The only bright spot is the company of his steward, sonar operator Gethin Llewelyn. Despite the differences of rank and background, they’re drawn to each other. Gethin’s integrity complements Zach’s casual joie de vivre, and soon the friendship develops into something much more.
As the threats of war increase, the submarine is plagued by potentially hostile vessels, and circumstances lead them to suspect there’s a spy amongst their own crew. Being forced even closer together as they work for the greater good reveals a new awareness, and Zach doesn’t know what is in more danger, the vessel under his charge or his heart.
Lillian Francis's takes the reader back in time to the 1940's in her latest military release Under the Radar.
The prologue was what first caught my attention. I considered the time period the author’s story was written and was rather attracted to the personality of the main character Zachary. Following in the footsteps of his late father, he joins the Navy and becomes a pilot. However, Zach’s sexual conquest seem to follow him giving him quite a reputation. It’s his latest stunt that lands Zachary in a lot of trouble. That kind of trouble that even his family’s money can’t seem to buy him out of.

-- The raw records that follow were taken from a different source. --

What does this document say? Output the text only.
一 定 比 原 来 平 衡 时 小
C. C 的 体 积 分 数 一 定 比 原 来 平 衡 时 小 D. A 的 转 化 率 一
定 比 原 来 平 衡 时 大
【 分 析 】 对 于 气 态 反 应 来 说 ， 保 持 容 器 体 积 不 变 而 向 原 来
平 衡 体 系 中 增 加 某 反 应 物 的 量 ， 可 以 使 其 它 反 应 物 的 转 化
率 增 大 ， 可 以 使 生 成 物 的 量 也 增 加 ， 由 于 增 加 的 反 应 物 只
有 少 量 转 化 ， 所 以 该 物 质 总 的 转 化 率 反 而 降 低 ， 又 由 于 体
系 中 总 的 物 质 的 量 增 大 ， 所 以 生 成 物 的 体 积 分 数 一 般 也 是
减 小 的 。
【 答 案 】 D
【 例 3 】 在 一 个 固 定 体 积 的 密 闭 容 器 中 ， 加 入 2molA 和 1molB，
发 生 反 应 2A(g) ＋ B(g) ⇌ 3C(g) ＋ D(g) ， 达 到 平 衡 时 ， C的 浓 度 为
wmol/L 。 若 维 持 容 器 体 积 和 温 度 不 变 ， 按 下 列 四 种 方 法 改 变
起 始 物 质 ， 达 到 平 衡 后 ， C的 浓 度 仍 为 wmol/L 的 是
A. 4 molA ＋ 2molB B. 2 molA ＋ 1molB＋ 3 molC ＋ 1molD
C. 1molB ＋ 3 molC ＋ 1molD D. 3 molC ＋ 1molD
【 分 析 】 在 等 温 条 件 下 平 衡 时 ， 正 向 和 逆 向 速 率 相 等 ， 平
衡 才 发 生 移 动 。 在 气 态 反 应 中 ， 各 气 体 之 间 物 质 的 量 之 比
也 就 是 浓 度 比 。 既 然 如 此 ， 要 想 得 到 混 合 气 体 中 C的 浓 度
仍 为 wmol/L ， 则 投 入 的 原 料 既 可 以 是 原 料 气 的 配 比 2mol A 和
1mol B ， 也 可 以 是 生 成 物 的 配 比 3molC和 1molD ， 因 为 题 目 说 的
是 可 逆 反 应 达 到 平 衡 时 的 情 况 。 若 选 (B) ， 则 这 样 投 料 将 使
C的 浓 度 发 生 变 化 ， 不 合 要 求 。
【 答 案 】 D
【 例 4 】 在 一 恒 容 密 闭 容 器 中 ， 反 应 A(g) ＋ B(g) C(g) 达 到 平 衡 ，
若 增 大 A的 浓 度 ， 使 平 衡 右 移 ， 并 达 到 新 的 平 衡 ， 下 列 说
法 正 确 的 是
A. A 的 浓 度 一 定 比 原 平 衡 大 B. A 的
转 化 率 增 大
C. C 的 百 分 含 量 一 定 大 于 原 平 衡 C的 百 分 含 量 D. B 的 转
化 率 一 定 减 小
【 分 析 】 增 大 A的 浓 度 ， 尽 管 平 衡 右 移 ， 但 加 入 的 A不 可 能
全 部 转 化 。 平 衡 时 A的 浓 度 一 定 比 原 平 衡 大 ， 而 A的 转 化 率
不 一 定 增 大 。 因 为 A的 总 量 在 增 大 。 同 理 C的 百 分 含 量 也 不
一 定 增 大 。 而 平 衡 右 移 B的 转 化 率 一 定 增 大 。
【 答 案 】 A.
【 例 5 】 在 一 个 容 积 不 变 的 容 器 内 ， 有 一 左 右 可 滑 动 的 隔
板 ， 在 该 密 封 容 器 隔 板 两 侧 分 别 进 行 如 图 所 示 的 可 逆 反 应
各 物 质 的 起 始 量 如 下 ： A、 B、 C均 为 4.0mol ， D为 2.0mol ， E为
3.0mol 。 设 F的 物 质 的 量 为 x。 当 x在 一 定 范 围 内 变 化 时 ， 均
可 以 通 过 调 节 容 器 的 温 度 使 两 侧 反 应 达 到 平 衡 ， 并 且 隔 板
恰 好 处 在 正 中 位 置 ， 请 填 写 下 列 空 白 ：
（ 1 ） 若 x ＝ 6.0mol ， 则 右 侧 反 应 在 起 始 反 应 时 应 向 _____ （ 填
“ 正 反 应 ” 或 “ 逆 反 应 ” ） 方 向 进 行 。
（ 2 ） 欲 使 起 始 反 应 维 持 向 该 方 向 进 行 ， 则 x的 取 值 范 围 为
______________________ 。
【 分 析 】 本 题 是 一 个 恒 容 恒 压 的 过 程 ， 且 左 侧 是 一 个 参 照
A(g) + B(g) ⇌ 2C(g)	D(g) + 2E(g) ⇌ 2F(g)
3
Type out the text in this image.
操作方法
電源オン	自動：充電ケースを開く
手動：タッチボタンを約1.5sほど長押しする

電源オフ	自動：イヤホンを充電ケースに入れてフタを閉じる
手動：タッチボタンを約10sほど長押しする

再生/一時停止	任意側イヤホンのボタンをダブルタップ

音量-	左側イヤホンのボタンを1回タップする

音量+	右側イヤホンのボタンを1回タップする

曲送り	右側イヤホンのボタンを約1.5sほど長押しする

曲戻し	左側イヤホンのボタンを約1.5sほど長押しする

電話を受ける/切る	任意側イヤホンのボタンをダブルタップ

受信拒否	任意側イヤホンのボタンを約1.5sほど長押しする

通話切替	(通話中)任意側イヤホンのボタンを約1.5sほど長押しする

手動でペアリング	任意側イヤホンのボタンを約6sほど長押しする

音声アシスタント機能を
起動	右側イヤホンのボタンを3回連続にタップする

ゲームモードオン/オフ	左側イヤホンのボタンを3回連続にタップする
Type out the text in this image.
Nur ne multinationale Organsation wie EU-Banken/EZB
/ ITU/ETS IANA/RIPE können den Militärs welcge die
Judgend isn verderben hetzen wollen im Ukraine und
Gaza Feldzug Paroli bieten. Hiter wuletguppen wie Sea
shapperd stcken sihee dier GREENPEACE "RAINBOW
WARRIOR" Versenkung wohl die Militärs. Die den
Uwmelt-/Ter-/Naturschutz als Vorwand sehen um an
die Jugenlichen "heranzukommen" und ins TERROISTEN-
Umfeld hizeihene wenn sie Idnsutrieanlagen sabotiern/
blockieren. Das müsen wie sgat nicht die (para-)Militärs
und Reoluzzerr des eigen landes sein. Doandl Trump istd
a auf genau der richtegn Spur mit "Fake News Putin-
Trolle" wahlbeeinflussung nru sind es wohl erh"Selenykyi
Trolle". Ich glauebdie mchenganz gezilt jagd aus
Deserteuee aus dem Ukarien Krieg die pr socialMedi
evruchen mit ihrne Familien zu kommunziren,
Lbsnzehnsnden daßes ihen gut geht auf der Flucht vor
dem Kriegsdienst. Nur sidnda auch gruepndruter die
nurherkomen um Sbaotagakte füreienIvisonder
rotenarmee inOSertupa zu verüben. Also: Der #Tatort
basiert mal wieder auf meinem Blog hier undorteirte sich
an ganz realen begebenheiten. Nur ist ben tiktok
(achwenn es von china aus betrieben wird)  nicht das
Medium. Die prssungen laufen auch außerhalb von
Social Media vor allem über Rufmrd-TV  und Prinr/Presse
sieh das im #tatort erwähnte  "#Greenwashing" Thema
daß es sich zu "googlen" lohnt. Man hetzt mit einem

However, as the story continued, and Zachary was demoted from his position as a Naval Pilot and placed not only in a different country but was required to serve on a submarine was where the story, for me, dragged a bit.
I felt that Zachary’s confidence was not as strong as it appeared in the prologue. I understood that the writer was conveying the importance of secrecy between the relations of two men in that era being nearly impossible considering the lack of privacy at times being that they were in on a submarine however, at times I felt that his interest in his potential partner lacked some interest. I found it hard to follow along with their growing relationship.
I did enjoy the whole Gethin's interesting theory of a potential spy aboard the submarine. His character, separately, was very enjoyable to get to know.
The most interesting thing I found out while reading this story was the position of how men/women would place stamps on letters. That they were actually saying something that they didn’t want anyone else to know but for the person they were sending the letter too.
Although, I may have struggled through some parts of the book, I admired the author for writing a story I am sure that took a lot of research.